My cousin Noelle cleared an afternoon from her busy performing and teaching schedule to do the “tourist” thing with us. But Craig and I are not “sportsy people” (oh dear…we have to ask the relatives what teams are from Indianapolis…) We’re not “car racing people” so there goes the Speedway. We’re not “downtown people” so no tall buildings for us. But we are music people and when I learn that Peru is a mere hour and a half drive away, I am positively giddy.
So that is how we land at The Miami County Museum (no we don’t accidently head south to Florida) where we get up close and personal with the master songwriter himself, standing alongside his custom Cadillac, fit for a musical genius. Cole Porter composed sublime and eminently hummable melodies. AND he wrote lyrics to match, that twist and rhyme in clever and unexpected ways:
“Old sloths who hang down from twigs do it, though the effort is great.
Sweet guinea pigs do it, buy a couple and wait.” (from the song “Let’s Do It, Let’s Fall in Love”)
He’s old school. Those guys and gals of the Great American Songbook era wouldn’t dream of rhyming the words “line” and “time.” N? M? That equals apoplexy! Oh my, how times have changed…
At the height of his career, Cole Porter’s legs were crushed in a tragic horseback riding accident and the injuries and constant pain bedeviled him the rest of his life. Thankfully he could afford the big cushy car and this custom sofa that allowed him to lean back, extend his legs forward, drink a martini and schmooze with his friends. At the same time.
I love playing his songs because they are smart and sexy and I plunk out a few of his hits on the old upright piano that stands in the middle of this large one-room museum. Suddenly the employees, who were hunkered down in their offices, gather around, take pictures and ask me to play and sing some more. I’m just doing what I do at my gigs in SoCal, but this sort of reception for my efforts, well it’s very encouraging and does a body good.

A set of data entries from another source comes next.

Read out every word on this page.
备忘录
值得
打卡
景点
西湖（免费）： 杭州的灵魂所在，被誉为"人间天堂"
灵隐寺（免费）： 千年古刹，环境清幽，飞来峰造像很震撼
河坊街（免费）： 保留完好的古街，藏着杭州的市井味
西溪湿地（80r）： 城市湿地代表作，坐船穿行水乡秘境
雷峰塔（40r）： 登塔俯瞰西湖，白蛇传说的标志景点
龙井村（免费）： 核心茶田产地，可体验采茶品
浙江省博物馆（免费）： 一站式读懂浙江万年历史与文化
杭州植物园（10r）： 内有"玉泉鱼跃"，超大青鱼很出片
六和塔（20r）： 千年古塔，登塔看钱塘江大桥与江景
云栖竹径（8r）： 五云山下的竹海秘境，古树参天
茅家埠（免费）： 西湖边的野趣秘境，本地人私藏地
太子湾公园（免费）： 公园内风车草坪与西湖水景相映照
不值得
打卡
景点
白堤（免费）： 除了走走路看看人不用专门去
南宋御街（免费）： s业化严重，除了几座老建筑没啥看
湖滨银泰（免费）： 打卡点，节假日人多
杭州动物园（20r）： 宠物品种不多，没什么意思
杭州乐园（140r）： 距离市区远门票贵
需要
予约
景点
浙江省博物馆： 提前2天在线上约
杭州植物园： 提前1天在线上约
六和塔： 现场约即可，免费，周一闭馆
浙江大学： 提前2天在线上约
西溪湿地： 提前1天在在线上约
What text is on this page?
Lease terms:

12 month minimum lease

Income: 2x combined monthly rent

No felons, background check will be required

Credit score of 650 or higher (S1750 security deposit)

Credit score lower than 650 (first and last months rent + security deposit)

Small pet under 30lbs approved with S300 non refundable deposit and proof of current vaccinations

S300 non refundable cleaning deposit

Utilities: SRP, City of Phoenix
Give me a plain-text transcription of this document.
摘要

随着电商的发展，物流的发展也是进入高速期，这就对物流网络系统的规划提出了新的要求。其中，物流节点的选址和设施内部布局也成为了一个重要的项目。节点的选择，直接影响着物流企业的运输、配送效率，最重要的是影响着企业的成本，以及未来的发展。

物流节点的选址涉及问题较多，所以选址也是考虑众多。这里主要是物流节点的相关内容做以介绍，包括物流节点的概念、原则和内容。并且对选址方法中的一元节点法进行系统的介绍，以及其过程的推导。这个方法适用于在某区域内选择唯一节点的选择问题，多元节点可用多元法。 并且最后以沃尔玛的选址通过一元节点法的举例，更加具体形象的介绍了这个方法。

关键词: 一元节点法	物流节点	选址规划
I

Then they ask if I’d like to perform at Cole Porter’s birthday celebration next year in Peru and please send a video. Well yeah, I’d like to do THAT. So the next day my cousin Noelle and I whip off a couple videos in her music room and I send them, straightaway. Who knows. Sometimes these things pan out, sometimes they don’t. But the real reward is “the doing it” — playing “Night and Day” in that museum, that afternoon.
The Cole Porter family gravesite is located nearby in a small cemetery. Noelle has seen it before and says his gravestone looks like “an egg.” I’m not sure what that means. An egg in the shell, sunny-side up, scrambled? So we turn right and left and right and left as we follow the small “Cole Porter” signs that point atta-way. All at once we are standing before an interesting array of obelisk-type stones. They definitely don’t look like anything else in the neighborhood. The big stone honors the “Cole” family and the songwriter is buried alongside with his wife and parents and other family members.
Suddenly the sky turns slate gray and lightning snaps in the distance. Noelle knows midwest weather and implores us to get into the car. Quickly. This is not like herding cats. We clamber inside so fast even our shadows have to catch up. It begins to rain like a mofo and we get the hell out of there.
But what a day! Rain or shine, “It’s De-Lovely.”